The term has been used to end emails and to start conversations. It’s one of the first things their director will mention when you meet him, and there it is just above the official Penn Glee Club coat of arms and the words Celebrating 150 Years on their website page linking to a list of events marking that significant milestone. During 2011-2012 Penn’s all-male Glee Club has ambitious plans to celebrate its past successes, uncover more of its extensive history, and reconnect with long-lost alums. 

But tonight, with the opening of their fall show fast approaching, they just want to practice their boy-band medley.

Scott Ventre EAS’13, a spirited high tenor, demonstrates the heads-down move that will end the number. They’ve re-appropriated the millennial classic “It’s Gonna Be Me” from ’N Sync, turning it into “It’s Gonna Be Glee,” and Ventre wants to see all heads snap down on the word glee. The 30 or so guys on stage practice the move with varying levels of ease, simultaneously hitting their harmonies.

As the head snapping continues, Glee Club Director C. Erik Nordgren Gr’01 steps in with a request of his own: “I’m still not hearing the gl- when you sing glee,” he says. “Explode the gl-.” Gl-s explode accordingly.
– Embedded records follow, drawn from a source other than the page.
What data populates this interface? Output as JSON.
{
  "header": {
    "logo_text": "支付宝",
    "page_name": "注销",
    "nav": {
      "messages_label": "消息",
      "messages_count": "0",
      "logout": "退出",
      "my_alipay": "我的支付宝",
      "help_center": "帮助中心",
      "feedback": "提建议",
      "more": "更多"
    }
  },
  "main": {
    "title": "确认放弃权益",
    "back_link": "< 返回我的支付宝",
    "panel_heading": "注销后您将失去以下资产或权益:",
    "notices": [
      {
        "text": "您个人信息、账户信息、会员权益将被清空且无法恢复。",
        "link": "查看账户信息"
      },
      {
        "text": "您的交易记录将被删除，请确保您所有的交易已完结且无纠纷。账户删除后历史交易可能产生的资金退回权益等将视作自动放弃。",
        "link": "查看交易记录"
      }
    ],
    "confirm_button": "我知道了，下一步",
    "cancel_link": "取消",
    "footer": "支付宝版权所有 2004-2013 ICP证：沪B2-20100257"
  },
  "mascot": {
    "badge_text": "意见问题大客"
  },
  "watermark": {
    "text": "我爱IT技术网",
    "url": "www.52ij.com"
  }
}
Clad in T-shirts, many of them advertising the show for which they’re rehearsing, the guys run the medley again. Voices high and low blend into a single, strong chorus, filling the empty theater that in two days will hold a sold-out crowd:

Don’t you know it’s true?
We sing and dance for you.
Not gonna lose pitch,
’Cause we’re not like that …
Baby, when you finally
Get to love somebody
Guess what?
It’s gonna be Glee.

From left: Three Pennce—David Vaughn C’76, David Klipp, and Gene Schneyer C’75—perform “Boogie Woogie Bugle Boy.” In 1976, the Glee Club toured Pennsylvania in the “graffiti bus,” a SEPTA loaner they had to repaint before returning. Guys & Balls: A Football Musical, Spring 2011.


But with all their trials, no men in College have a better time than
the members of the Glee Club, and as the tuneful ones of ’87 bid farewell
to these pleasant associations they cannot but sing to those left behind,
“On, gallant company !” and as the walls of “Old Penn” grow dim in
the distance, there will float back the answering refrain—
“Ben Franklin was his name,
And not unknown to fame;
The founder first was he
Of the U-ni-ver-si-tee.”

—1887 yearbook 


It’s impossible to sum up the Penn Glee Club with a single adjective, or even several. But here, according to Nordgren, is what they’re not: They’re not stuffy or boring. They’re not a bunch of Ivy-League dweebs who turn up their noses at the thought of singing pop music. And, as much as it’s helped their image in the last few years, they’re not the toothpaste-commercial teens from the FOX TV show Glee, either. “I guess I’d say we’re a hybrid of the two stereotypes,” Nordgren adds. “We’re much more fun than the ‘boring’ stereotype, but not quite as Hollywood as the TV show.”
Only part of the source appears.